Imagine estar a preparar uma simples Story no Facebook e, de repente, surgir um pedido discreto, mas inquietante:
“Permitir que a IA veja as suas fotos?”
Parece inofensivo. Um simples clique para tornar tudo mais fácil. Mas será mesmo só isso?
Na verdade, esta funcionalidade pode abrir a porta a um nível de intrusão digital que muitos não imaginam. O que está em causa não é apenas tecnologia — é privacidade, é identidade, é o seu mundo pessoal.
O que está realmente em teste: a IA da Meta dentro do seu álbum privado
A Meta (empresa-mãe do Facebook, Instagram e WhatsApp) está a testar nos EUA e no Canadá uma funcionalidade controversa: dar acesso direto à inteligência artificial ao rolo da câmara do seu telemóvel.
E o que faz a IA com esse acesso?
- Analisa imagens, mesmo as nunca partilhadas;
- Reconhece rostos, objetos, locais e datas;
- Lê metadados e cria sugestões automáticas de colagens, edições ou memórias personalizadas.
Tudo sem que o utilizador tenha de procurar manualmente. Conveniente, certo? Sim. Mas a que custo?
Um pedido subtil com consequências profundas
A notificação que aparece parece simples e direta. Mas, ao aceitá-la, está a concordar com os “Termos de IA da Meta” — um documento denso, técnico e raramente lido, mas que permite à Meta processar conteúdos visuais privados para múltiplos fins.
Entre os termos escondem-se autorizações como:
- Processamento de imagens armazenadas localmente e na cloud;
- Identificação automática de pessoas e padrões;
- Potencial uso futuro para sistemas de recomendação, e até — embora negado por agora — publicidade personalizada.
E o mais inquietante: a possibilidade de esses termos mudarem a qualquer momento.

A galeria do telemóvel: um espelho íntimo que pode tornar-se público
Pense nisto por um momento.
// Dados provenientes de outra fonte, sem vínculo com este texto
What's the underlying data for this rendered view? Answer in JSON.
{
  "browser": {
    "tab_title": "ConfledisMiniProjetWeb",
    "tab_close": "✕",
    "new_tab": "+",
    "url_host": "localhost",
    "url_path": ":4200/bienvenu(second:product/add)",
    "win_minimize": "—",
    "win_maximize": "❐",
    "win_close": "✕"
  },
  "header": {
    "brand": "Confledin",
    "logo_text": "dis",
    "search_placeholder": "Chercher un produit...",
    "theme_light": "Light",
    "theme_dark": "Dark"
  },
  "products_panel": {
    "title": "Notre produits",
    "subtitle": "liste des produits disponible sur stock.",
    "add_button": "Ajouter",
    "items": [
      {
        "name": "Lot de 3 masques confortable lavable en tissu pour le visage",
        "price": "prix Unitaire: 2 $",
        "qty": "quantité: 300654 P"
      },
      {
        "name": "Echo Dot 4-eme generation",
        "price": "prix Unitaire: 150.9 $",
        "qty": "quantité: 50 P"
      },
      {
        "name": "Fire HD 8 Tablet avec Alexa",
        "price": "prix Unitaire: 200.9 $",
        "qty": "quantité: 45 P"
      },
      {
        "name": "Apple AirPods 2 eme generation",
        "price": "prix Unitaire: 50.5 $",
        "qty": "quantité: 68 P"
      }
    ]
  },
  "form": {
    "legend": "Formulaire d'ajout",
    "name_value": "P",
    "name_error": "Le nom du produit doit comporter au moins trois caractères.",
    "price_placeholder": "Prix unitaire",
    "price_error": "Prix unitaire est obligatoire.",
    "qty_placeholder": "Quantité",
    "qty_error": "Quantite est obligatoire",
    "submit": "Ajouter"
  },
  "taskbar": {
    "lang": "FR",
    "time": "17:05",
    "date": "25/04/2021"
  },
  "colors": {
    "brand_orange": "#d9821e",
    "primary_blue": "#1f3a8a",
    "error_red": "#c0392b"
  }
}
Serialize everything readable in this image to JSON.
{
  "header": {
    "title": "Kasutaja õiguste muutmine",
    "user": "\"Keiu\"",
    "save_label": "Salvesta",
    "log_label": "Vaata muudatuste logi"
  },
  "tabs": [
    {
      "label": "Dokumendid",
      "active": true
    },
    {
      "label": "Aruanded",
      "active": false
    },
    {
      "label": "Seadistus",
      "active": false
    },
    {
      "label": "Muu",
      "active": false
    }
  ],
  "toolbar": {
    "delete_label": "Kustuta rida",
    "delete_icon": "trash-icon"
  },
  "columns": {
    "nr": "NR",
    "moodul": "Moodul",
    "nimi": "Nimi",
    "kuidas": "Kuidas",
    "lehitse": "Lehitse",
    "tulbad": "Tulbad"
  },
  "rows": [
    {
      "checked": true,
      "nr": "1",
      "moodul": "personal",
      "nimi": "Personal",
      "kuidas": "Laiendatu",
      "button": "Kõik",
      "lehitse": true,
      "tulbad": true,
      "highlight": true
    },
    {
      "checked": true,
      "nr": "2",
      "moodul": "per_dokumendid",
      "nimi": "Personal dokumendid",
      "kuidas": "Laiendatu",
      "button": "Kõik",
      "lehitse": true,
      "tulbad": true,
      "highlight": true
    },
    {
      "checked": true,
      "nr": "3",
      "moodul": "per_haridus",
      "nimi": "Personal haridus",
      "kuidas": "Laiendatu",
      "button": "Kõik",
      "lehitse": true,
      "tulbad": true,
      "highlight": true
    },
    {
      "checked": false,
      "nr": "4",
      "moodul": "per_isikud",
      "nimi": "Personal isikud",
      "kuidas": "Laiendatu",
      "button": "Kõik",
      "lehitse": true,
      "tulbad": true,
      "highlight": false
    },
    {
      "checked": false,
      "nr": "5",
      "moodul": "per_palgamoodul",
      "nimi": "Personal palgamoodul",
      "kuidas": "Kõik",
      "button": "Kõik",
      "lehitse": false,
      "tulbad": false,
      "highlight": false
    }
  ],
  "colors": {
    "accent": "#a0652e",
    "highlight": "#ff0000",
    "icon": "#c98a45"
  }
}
A sua galeria guarda:
- Fotos de família, de crianças, de momentos íntimos;
- Documentos digitalizados, recibos, imagens sensíveis;
- Lugares que frequenta, pessoas com quem se cruza.
Ao permitir que a IA da Meta “veja” essas imagens, está a abrir uma janela que, até agora, estava fechada a quase todos.
Como desativar o acesso da IA às suas fotos (antes que seja tarde)
Se já viu esta funcionalidade no seu Facebook e quer recuperar o controlo, siga estes passos:
- Aceda às Configurações da sua conta de Facebook;
- Vá até Preferências > Sugestões do rolo da câmara;
- Desative os dois interruptores disponíveis:
- Um controla sugestões locais (no próprio dispositivo);
- O outro desativa o envio das fotos para processamento na cloud da Meta.
Esta simples ação impede que as suas fotografias sejam carregadas para os servidores da Meta — e que sejam analisadas por sistemas automáticos sem o seu controlo direto.
Uma mudança silenciosa na forma como os seus dados são usados
A Meta está a fazer isto de forma quase invisível. Sem comunicados de imprensa. Sem campanhas de transparência. Apenas um teste “silencioso” que pode, em breve, chegar a Portugal e ao resto da Europa.
A desculpa é simples: facilitar a criação de conteúdo com o apoio da IA. Mas a realidade é mais inquietante: estamos perante uma nova fase da vigilância digital, onde a conveniência serve de cortina para o acesso total à sua intimidade.
Ainda tem escolha. Mas por quanto tempo?
Neste momento, a funcionalidade é opcional. Mas durante quanto tempo o será? Quantas vezes já aceitou termos de serviço sem ler? Quantas funcionalidades já se tornaram padrão depois de testes semelhantes?
É fundamental refletir:
Será que queremos que uma máquina observe tudo o que registamos com a câmara?
Será que ainda estamos no controlo dos nossos dados?
Estamos conscientes do que estamos a ceder — ou apenas a habituar-nos a ser vigiados?